Mas voltemos à noite, ao frio, à cama e às barrigas cheias. Os meninos iam dormir e eram avisados pelos pais, avós e demais familiares, vezes sem conta, cuidado com o pesadelo da mão furada. Não se deixem apanhar pelo pesadelo que vem disfarçado de fradinho com barrete vermelho na cabeça e, em vez de vos conceder favores, engana-vos e prega-vos partidas. Não se deixem apanhar pelo fradinho, pelo pesadelo da mão-furada. Ele entra pelo buraco da fechadura e senta-se no vosso peito. Ele rouba-vos as vontades e os sonhos. Deixam de conseguir respirar nessa noite tão fria e é como se uma mão-furada vos pressionasse o peito de maneira tão forte. De nada vos servirão as espadas de urze e estevas nem vos valerá a espingarda de aloendro. O fradinho é manhoso e entra pela fechadura do quarto. Nunca durmam de barriga para cima, diziam os pais, os avós e demais familiares. E os meninos ouviam e tinham medo. Tinham medo de deixar de respirar e dormiam sempre como eram avisados.

As noites pareciam e eram, de facto, mais longas. Não raras vezes, os meninos choravam ao acordar, quando se esqueciam de dormir na forma e posição indicada e eram atacados, à revelia e manhosamente pelo pesadelo da mão-furada. As camas acomodavam-se ao jeito do seu corpo e ficavam os moldes nos colchões. As mães acudiam ao choro a meio da noite e sossegavam os super-heróis. O manhoso do fradinho já foi embora e os sonhos já podem ser bons. Até que o dia regresse, os meninos podem voltar ao sono, sossegados pelo carinho maternal.
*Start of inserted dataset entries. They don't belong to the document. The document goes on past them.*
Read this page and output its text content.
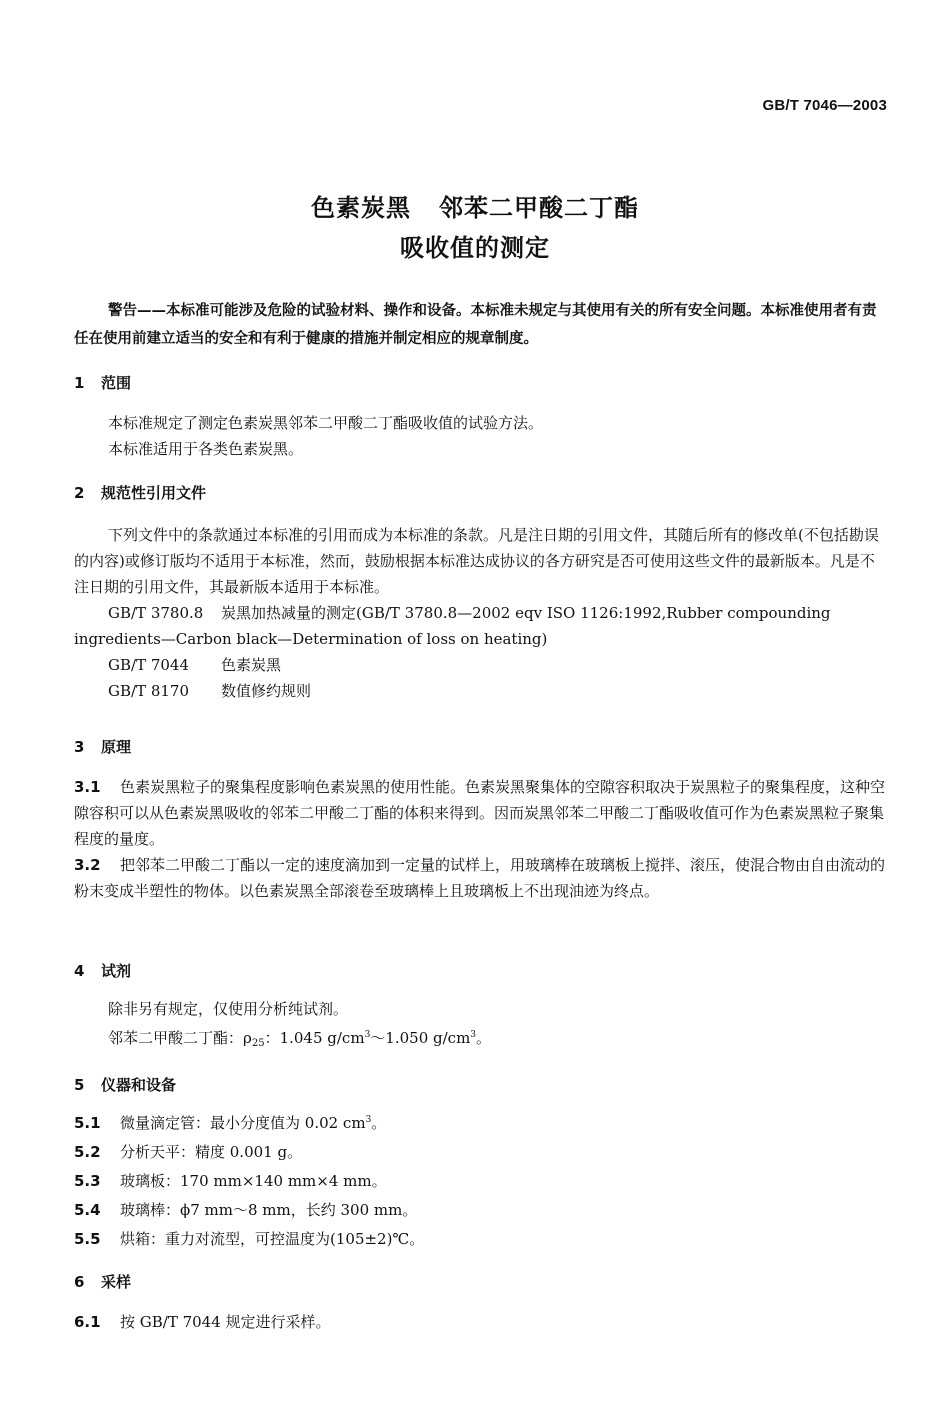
GB/T 7046—2003
色素炭黑 邻苯二甲酸二丁酯
吸收值的测定
警告——本标准可能涉及危险的试验材料、操作和设备。本标准未规定与其使用有关的所有安全问题。本标准使用者有责任在使用前建立适当的安全和有利于健康的措施并制定相应的规章制度。
1 范围

本标准规定了测定色素炭黑邻苯二甲酸二丁酯吸收值的试验方法。

本标准适用于各类色素炭黑。

2 规范性引用文件

下列文件中的条款通过本标准的引用而成为本标准的条款。凡是注日期的引用文件，其随后所有的修改单(不包括勘误的内容)或修订版均不适用于本标准，然而，鼓励根据本标准达成协议的各方研究是否可使用这些文件的最新版本。凡是不注日期的引用文件，其最新版本适用于本标准。

GB/T 3780.8 炭黑加热减量的测定(GB/T 3780.8—2002 eqv ISO 1126:1992,Rubber compounding ingredients—Carbon black—Determination of loss on heating)

GB/T 7044 色素炭黑

GB/T 8170 数值修约规则

3 原理

3.1 色素炭黑粒子的聚集程度影响色素炭黑的使用性能。色素炭黑聚集体的空隙容积取决于炭黑粒子的聚集程度，这种空隙容积可以从色素炭黑吸收的邻苯二甲酸二丁酯的体积来得到。因而炭黑邻苯二甲酸二丁酯吸收值可作为色素炭黑粒子聚集程度的量度。

3.2 把邻苯二甲酸二丁酯以一定的速度滴加到一定量的试样上，用玻璃棒在玻璃板上搅拌、滚压，使混合物由自由流动的粉末变成半塑性的物体。以色素炭黑全部滚卷至玻璃棒上且玻璃板上不出现油迹为终点。

4 试剂
除非另有规定，仅使用分析纯试剂。
邻苯二甲酸二丁酯：$\rho_{25}$：1.045 $g/cm^3\sim 1.050$ $g/cm^3$。
5 仪器和设备
5.1 微量滴定管：最小分度值为 0.02 $cm^3$。
5.2 分析天平：精度 0.001 g。
5.3 玻璃板：170 mm×140 mm×4 mm。
5.4 玻璃棒：ϕ7 mm～8 mm，长约 300 mm。
5.5 烘箱：重力对流型，可控温度为(105±2)℃。
6 采样
6.1 按 GB/T 7044 规定进行采样。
Não é tão escura e fria a noite que consiga ocultar a luz que sai da aura e dos olhos maternais e aquece os meninos chorosos e apanhados desprevenidos. Ficam a ser embalados até que adormeçam de novo. Quando acordarem, já não se lembrarão de muito do que se passou nem terão imagem de quem é o fradinho da mão furada pois as mães escondem o barrete vermelho esquecido, deixado atrás no chão, quando o malvado do duende fugiu à pressa do quarto dos meninos.